The plan to raise money also underscored Tesla’s reliance on the good graces of public-market investors. Mr. Musk indicated last year that he wanted to take Tesla private. Discussions with investors set off a series of events that led to Mr. Musk’s saying on Twitter he had secured funding to do just that. The Securities and Exchange Commission said his declaration was misleading, and Mr. Musk later reached a settlement with the regulator that forced him to step down as the company’s chairman.
Why Tesla needs new money now
If Tesla raises $2 billion, it can use the money as a buffer in case its operations continue to stumble and consume large amounts of cash this year.
In recent months, Tesla has not sold enough cars to cover its operating expenses. Sales of its main product, the Model 3 sedan, tumbled in the first quarter. As a result, the company’s operations used $640 million in cash in the period. In addition, Tesla reported $280 million in capital spending.
The company also paid off a convertible bond in the quarter, using up $920 million of cash. At the end of March, Tesla had $2.2 billion in cash on hand, down from $3.7 billion at end of 2018.
Jeffrey Osborne, an analyst at Cowen & Company, said he expected Tesla’s operations to churn out $835 million in cash this year, but he also predicted that plant and equipment needs would use up $2.4 billion of cash.
More challenges ahead
Tesla is expecting Model 3 sales to pick up as it irons out logistical problems that it says have hampered deliveries in Europe and Asia.
It is not clear whether demand for the Model 3 is softening in the United States. Sales were particularly strong last year but some of them may have been motivated by the reduction of an electric-car tax credit on Jan. 1. The credit will be reduced again on July 1 and will disappear after this year. And sales of Tesla’s older, more expensive models have recently plummeted, and these generally have fatter profit margins.
But sales are not the only thing that affects Tesla’s cash. The company has plans for new models that include a large truck, the Semi, and a sport utility vehicle, the Model Y. Tesla is also developing facilities in China. And it is thinking about selling its own insurance, which could also require significant amounts of capital.
Will $2 billion be enough?
Analysts think the plan announced Thursday will probably be adequate to finance the production of Tesla’s current models, but they say the company may be back for more cash as it moves to release new vehicles.
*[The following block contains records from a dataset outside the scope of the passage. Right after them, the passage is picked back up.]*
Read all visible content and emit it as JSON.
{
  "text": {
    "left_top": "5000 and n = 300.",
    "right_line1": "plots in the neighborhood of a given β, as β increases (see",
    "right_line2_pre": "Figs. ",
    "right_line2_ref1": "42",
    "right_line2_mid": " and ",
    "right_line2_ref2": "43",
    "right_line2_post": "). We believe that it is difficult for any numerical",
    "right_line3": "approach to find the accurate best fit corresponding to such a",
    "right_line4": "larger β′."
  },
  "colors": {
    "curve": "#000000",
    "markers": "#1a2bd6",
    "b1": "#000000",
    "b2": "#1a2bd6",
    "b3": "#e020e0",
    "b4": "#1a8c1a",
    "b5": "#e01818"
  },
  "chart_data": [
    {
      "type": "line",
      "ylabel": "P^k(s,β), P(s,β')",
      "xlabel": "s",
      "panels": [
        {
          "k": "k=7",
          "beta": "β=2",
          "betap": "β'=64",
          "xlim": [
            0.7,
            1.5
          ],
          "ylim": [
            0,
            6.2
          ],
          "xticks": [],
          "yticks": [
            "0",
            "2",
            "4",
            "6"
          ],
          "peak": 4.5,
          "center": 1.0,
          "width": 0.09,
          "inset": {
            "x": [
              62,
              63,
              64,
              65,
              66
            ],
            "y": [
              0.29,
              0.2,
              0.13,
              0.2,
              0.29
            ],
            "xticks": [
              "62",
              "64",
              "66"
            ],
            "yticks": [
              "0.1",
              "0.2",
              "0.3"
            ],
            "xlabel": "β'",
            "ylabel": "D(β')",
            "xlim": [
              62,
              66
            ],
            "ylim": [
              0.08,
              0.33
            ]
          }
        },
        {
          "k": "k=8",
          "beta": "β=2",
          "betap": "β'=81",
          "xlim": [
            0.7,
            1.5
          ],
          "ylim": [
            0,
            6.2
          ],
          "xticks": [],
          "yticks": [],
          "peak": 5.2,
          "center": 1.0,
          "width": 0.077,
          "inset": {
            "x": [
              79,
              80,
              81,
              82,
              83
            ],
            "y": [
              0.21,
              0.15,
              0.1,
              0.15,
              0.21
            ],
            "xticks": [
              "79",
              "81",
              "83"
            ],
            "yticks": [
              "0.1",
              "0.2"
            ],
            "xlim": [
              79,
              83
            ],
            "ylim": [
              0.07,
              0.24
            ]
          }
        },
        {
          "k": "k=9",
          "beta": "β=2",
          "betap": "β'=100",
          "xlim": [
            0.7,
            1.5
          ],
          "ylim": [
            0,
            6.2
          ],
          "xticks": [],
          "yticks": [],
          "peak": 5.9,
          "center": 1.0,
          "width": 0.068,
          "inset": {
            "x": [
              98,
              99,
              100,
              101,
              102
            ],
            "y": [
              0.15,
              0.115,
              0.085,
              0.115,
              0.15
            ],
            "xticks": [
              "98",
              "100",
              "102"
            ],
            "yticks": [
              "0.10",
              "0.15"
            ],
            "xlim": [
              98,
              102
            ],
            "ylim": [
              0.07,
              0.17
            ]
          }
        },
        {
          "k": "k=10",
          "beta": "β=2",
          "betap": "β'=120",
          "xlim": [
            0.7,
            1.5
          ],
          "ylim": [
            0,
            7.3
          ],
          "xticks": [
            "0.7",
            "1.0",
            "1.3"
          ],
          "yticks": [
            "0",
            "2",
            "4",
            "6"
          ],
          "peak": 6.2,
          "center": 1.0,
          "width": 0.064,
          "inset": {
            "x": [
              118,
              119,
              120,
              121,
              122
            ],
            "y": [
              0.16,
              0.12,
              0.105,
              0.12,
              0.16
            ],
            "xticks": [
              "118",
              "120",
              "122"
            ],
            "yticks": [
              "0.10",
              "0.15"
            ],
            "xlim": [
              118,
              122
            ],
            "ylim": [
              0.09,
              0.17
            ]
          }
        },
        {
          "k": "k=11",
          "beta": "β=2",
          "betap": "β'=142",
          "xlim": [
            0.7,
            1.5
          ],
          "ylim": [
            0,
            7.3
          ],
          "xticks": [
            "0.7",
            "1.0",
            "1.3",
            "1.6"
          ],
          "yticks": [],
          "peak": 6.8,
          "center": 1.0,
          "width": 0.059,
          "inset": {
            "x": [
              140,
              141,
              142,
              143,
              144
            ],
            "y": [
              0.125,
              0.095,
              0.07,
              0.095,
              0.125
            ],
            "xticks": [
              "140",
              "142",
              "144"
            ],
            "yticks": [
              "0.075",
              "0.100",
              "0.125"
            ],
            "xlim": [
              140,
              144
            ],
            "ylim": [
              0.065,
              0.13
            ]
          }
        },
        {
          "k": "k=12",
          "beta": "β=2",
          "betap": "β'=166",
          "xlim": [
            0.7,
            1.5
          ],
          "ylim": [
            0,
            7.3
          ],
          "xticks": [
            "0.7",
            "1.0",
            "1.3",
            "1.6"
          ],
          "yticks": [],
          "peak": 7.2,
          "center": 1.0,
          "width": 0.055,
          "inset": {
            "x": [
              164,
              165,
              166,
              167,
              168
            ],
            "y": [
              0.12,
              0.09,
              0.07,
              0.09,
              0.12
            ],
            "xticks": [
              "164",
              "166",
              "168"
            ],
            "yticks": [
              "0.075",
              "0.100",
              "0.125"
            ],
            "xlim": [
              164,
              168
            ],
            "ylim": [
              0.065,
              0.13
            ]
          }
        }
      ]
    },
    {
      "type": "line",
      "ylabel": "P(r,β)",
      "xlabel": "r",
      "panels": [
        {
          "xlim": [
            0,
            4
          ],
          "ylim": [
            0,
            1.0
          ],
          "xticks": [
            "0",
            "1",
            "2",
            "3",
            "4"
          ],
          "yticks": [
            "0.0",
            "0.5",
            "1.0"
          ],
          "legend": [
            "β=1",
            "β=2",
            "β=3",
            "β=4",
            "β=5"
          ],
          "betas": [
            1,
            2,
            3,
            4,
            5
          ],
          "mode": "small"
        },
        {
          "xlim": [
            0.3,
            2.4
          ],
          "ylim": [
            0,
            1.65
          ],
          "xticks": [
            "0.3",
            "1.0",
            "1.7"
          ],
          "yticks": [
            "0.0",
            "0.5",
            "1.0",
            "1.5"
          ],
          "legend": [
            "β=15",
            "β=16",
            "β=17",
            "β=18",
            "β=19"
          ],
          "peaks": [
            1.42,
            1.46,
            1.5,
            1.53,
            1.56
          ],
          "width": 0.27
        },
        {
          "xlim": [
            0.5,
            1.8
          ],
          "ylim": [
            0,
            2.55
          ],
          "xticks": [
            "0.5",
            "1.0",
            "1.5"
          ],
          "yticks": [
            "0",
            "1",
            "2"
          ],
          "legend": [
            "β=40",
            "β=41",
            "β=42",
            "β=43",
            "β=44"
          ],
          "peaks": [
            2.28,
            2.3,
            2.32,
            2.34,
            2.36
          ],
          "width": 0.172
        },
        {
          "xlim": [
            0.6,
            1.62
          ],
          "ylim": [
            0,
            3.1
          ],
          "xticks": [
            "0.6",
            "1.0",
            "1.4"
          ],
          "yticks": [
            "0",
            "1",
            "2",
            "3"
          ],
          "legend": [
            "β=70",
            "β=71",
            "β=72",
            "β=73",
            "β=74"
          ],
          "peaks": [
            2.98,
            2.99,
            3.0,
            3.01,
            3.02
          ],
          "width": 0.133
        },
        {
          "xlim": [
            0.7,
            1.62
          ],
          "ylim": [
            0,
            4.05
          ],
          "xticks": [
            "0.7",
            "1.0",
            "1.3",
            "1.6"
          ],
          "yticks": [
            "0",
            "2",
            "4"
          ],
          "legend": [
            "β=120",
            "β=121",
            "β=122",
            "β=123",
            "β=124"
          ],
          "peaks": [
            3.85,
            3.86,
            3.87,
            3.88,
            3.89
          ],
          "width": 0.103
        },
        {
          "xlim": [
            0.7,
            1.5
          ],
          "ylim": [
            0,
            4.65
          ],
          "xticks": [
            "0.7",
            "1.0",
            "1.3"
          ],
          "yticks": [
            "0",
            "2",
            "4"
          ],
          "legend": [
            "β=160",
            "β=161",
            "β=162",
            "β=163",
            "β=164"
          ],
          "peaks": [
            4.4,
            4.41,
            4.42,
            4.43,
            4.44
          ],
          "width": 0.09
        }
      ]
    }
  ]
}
Because of production problems, Tesla products have in the past come out long after the company initially said they would. If such delays recur, Tesla’s cash would be depleted and its more efficient rivals would have more time to eat into its market share with their products.
For most of its existence, Tesla has failed to show consistent profits. During the past 10 years, it has posted a profit in only four quarters.
“Tesla is not sustainably profitable or cash-flow positive,” said Ms. Bryan, the analyst, “so this seems like putting a finger in the dike.”